18:07:31 <m-relay> <s​needlewoods:monero.social> been trying to remove all the secret material from memory that appears after you open the seed page
18:07:32 <m-relay> <s​needlewoods:monero.social> I figured out displaying the QR code creates a bunch of copies of secrets, but even if I disable the QR thing there are still one copy for each svk, ssk and seed that I can't get rid off.
18:08:26 <m-relay> <j​berman:monero.social> I believe fetching decoys can take some time especially pointing to a cold node (it's also 2 round trips to the node), so eliminating that definitely helps yes. I was mostly referring to the client-side execution time to construct the tx
18:10:07 <m-relay> <r​brunner7:monero.social> SNeedlewoods: What would probably be my strategy as a hacker to find those secrets in memory? I think all kinds of strings are in memory, how would I target the secrets in particular?
18:10:26 <m-relay> <r​brunner7:monero.social> Needle, meet haystack?

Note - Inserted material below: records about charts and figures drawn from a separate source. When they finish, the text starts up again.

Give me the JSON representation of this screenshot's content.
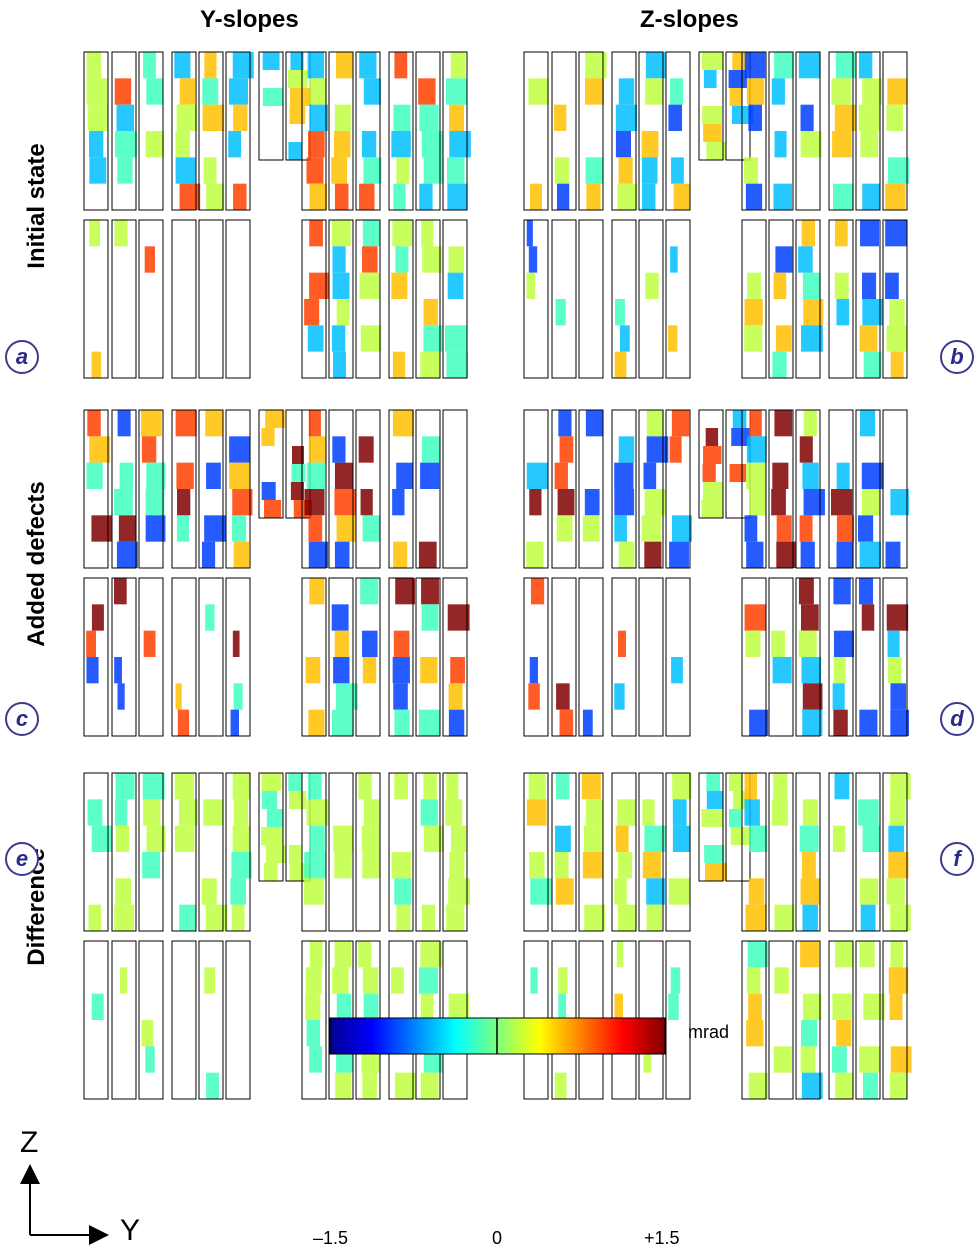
{
  "columns": {
    "left": "Y-slopes",
    "right": "Z-slopes"
  },
  "rows": [
    "Initial state",
    "Added defects",
    "Difference"
  ],
  "panel_labels": [
    "a",
    "b",
    "c",
    "d",
    "e",
    "f"
  ],
  "axes": {
    "vertical": "Z",
    "horizontal": "Y"
  },
  "colorbar": {
    "unit": "mrad",
    "min_label": "–1.5",
    "mid_label": "0",
    "max_label": "+1.5",
    "colors": [
      "#00008f",
      "#0040ff",
      "#00bfff",
      "#40ffbf",
      "#bfff40",
      "#ffbf00",
      "#ff4000",
      "#800000"
    ]
  }
}
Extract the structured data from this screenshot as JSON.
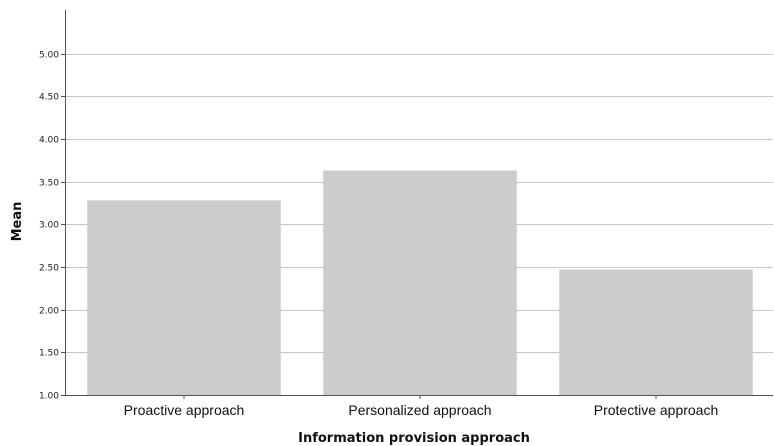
{
  "chart_data": {
    "type": "bar",
    "title": "",
    "xlabel": "Information provision approach",
    "ylabel": "Mean",
    "categories": [
      "Proactive approach",
      "Personalized approach",
      "Protective approach"
    ],
    "values": [
      3.28,
      3.63,
      2.47
    ],
    "ylim": [
      1.0,
      5.3
    ],
    "yticks": [
      "1.00",
      "1.50",
      "2.00",
      "2.50",
      "3.00",
      "3.50",
      "4.00",
      "4.50",
      "5.00"
    ],
    "grid": true,
    "bar_color": "#cccccc",
    "grid_color": "#c8c8c8"
  }
}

18:11:00 <m-relay> <j​berman:monero.social> I think it's oook to make an attempt to tighten secret material in ram in this case, but not really worth any sort of significant time. If the user requests the seed be displayed in the app (a relatively rare action), it's reasonable to assume the seed is going to be sprayed all over
18:11:37 <m-relay> <s​needlewoods:monero.social> for the QR code they were conveniently prefixed by "spend_key=" lol
18:11:38 <m-relay> <s​needlewoods:monero.social> otherwise it just looks like random bytes for the keys
18:14:31 <m-relay> <s​needlewoods:monero.social> "looks like random bytes" I have to correct, that's not the case since they are stored as a `QString` which has 16 byte characters, so each single byte of the key is followed by a `0x00` so there is a pattern
18:15:11 <m-relay> <r​brunner7:monero.social> I was just thinking back to some earlier thought of mine: If you can't eliminate each and every copy, fill memory with similar stuff, to obfuscate basically. If you do that basically at exactly the same time, not even comparing memory snapshots before and after should give many clues
18:16:20 <m-relay> <r​brunner7:monero.social> But I agree with jberman : Maybe at this point you should call it a day, PR what you have which is an improvement, and march on to greener fields
18:17:41 <m-relay> <r​brunner7:monero.social> So, anything to discuss today beyond these reports?
18:18:49 <m-relay> <r​brunner7:monero.social> The most prevalent attack scenario isn't probably genius hacker scanning process memory, but spammer sending people to the "verifysourseed.com" website ...
18:20:07 <m-relay> <s​needlewoods:monero.social> If an attacker can dump your memory, you probably have other things to be concerned about like e.g. keylogger, clipboard logger etc.